Prove $\sum_{k=0}^n k{n\choose k}^2 = {n{2n-1\choose n-1}}$

Solution 1:

I recognize my MathJax from the first time you asked this question!

For the RHS: One person is chosen a president; there are $n$ choices for President, as the group with President eligible people has $n$ members. Then across both groups there are now $(n-1) + n = 2n - 1$ people left from whom we must pick the rest of the committee. That is, choose $n-1$ people from $2n - 1$. Hence the total number of possible committees is

$$n{2n -1 \choose n-1}$$

For the LHS: Suppose $k$ people are chosen from the Presidential eligible group. Then the total ways of choosing all $n$ committee members is $\displaystyle {n \choose k}{n \choose n-k}$. Of that selection there are $k$ ways of choosing the President. Hence in this case, there are

$$ k {n \choose k}{n \choose n-k}$$ ways of composing the committee.

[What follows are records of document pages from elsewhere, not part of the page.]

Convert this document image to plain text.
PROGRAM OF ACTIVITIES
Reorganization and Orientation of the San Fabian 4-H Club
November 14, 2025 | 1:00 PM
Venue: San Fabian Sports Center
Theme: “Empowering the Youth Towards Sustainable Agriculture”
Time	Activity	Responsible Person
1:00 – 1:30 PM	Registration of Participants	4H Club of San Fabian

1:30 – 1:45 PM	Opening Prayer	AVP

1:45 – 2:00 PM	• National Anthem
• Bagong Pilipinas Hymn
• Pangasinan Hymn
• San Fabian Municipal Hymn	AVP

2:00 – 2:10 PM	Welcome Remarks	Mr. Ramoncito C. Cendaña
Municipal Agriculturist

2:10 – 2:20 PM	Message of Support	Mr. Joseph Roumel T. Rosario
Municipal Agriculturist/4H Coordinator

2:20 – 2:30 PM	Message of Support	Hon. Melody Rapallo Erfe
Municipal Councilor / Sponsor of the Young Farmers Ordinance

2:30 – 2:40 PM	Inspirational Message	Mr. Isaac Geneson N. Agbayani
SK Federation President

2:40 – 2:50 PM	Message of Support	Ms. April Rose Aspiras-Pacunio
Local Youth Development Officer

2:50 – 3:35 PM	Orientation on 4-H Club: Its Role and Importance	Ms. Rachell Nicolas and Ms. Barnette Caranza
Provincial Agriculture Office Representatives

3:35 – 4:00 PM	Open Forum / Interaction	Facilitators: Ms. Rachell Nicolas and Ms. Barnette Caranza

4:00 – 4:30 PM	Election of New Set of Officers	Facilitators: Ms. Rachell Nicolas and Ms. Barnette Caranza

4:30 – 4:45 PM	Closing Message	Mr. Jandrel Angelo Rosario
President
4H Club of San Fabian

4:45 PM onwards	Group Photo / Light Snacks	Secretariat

This doesn't double-count, it's completing the specification that the committee of $n$ people already selected have a President. This is different than the expression on the RHS where we first choose a President and then the rest of the committee. Here on the LHS we first choose the committee and then the President.

One final technical note: in the sum $\sum_{k=0}^n$ there is the case $k=0$ where there are no committee members from the Pres eligible group. In which case this is not a valid committee. But as $k=0$ the expression $k {n \choose k}{n \choose n-k}$ is also equal to zero.